LOWER REVENUE: Revenue was $20.1 billion. That was down 2 per cent from the same period last year when the bank generated revenue of $20.6 billion. Analysts had forecast revenue of $19.5 billion.
‘BAD BANK’ BETTER: Citi got a boost from improving results in its Citi Holdings unit, which is selling off assets such as mortgages that soured in the financial crisis. Losses at Citi Holdings fell to $284 million from $804 million in the same period a year earlier. The bank also benefited from a small drop in expenses. Citi Chief Financial Officer John Gerspach said on a call with reporters that the bank wants to reduce the losses to “as close to zero as possible” by 2015.
SOUTH OF THE BORDER: Citi also revealed more fraud at its Mexican unit. The bank reduced its 2013 earnings by $235 million in February, saying it was a victim of fraud committed by a Mexican oil services company which secured hundreds of millions of dollars in short-term loans. The company, Oceanografia S.A. de C.V., or OSA, overstated by $400 million the business it was doing with Mexico’s state-owned oil company Petróleos Mexicanos, or Pemex.
Citi’s Gerspach said the bank’s Mexican unit uncovered another fraud of under $30 million in dealing with another supplier, which Citi did not name. Gerspach said that the supplier had already started to return the funds and that Citi expected to get all of its money back.
STOCK REACTION: Citi’s stock rose $1.37, or 3 per cent, to $47.07 in morning trading, paring the bank’s loss for the year to 9 per cent.
MORTAGE WEAKNESS: Citi’s global consumer banking revenue fell 5 per cent to $9.3 billion from a year ago, driven by “significantly lower” mortgage refinancing in the U.S. The increase in bond yields since last summer has caused mortgage rates to rise, which in turn has slowed refinancing of home loans.
STOCK REACTION: Citi’s stock rose $1.99, or 4.4 per cent, to close at $47.67.

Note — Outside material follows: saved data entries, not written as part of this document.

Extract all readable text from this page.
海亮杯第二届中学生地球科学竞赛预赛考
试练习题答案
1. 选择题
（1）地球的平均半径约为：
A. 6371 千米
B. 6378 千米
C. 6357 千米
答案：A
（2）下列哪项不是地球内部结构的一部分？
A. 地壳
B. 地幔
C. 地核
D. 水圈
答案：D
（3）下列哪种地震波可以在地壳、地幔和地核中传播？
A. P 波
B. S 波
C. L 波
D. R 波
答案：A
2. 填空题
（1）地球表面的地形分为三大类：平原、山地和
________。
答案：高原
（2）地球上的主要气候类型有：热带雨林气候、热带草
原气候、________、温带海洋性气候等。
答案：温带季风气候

JOB CUTS: Citigroup’s consumer banking unit, which operates in 36 different countries, plans to shutter branches and cut jobs to further reduce expenses. The bank intends to cut 4,000 jobs at the unit, reducing its headcount to about 145,000 by the fourth quarter of this year. Citi currently employs about 248,000 people across the bank.

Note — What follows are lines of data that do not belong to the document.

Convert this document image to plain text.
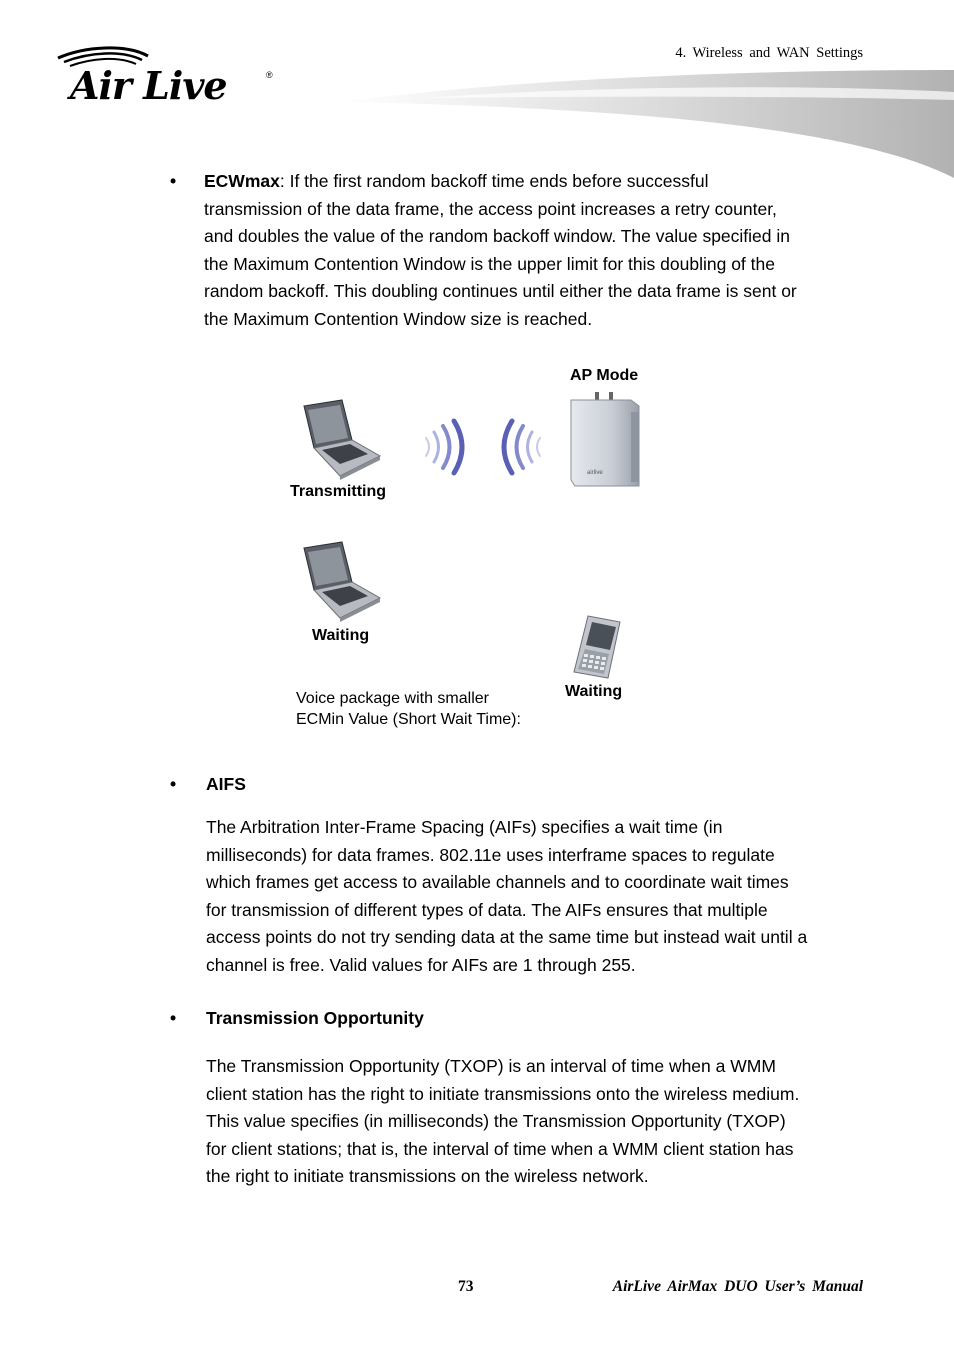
Air Live	®
4. Wireless and WAN Settings
• ECWmax: If the first random backoff time ends before successful
transmission of the data frame, the access point increases a retry counter,
and doubles the value of the random backoff window. The value specified in
the Maximum Contention Window is the upper limit for this doubling of the
random backoff. This doubling continues until either the data frame is sent or
the Maximum Contention Window size is reached.
AP Mode
airlive
Transmitting
Waiting
Waiting
Voice package with smaller
ECMin Value (Short Wait Time):
• AIFS
The Arbitration Inter-Frame Spacing (AIFs) specifies a wait time (in
milliseconds) for data frames. 802.11e uses interframe spaces to regulate
which frames get access to available channels and to coordinate wait times
for transmission of different types of data. The AIFs ensures that multiple
access points do not try sending data at the same time but instead wait until a
channel is free. Valid values for AIFs are 1 through 255.
• Transmission Opportunity
The Transmission Opportunity (TXOP) is an interval of time when a WMM
client station has the right to initiate transmissions onto the wireless medium.
This value specifies (in milliseconds) the Transmission Opportunity (TXOP)
for client stations; that is, the interval of time when a WMM client station has
the right to initiate transmissions on the wireless network.
73	AirLive AirMax DUO User’s Manual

BOND TRADING: Fixed-income revenue dropped 18 per cent to $3.9 billion from a year earlier. Bond markets were quieter in the most recent quarter compared with the same period a year earlier. JPMorgan also reported a big drop in its bond trading business when it announced earnings Friday.
CAPITAL PLAN: Last month the Federal Reserve rejected Citi’s request to increase its dividend and buy back more of its own stock. The decision, a setback for Citi, came as part of the Fed’s annual “stress tests” of major U.S. banks. Gerspach said the Fed rejected the plan mainly because of the how the bank identified and quantified its risk in certain scenarios, rather than the absolute level of capital that Citi held.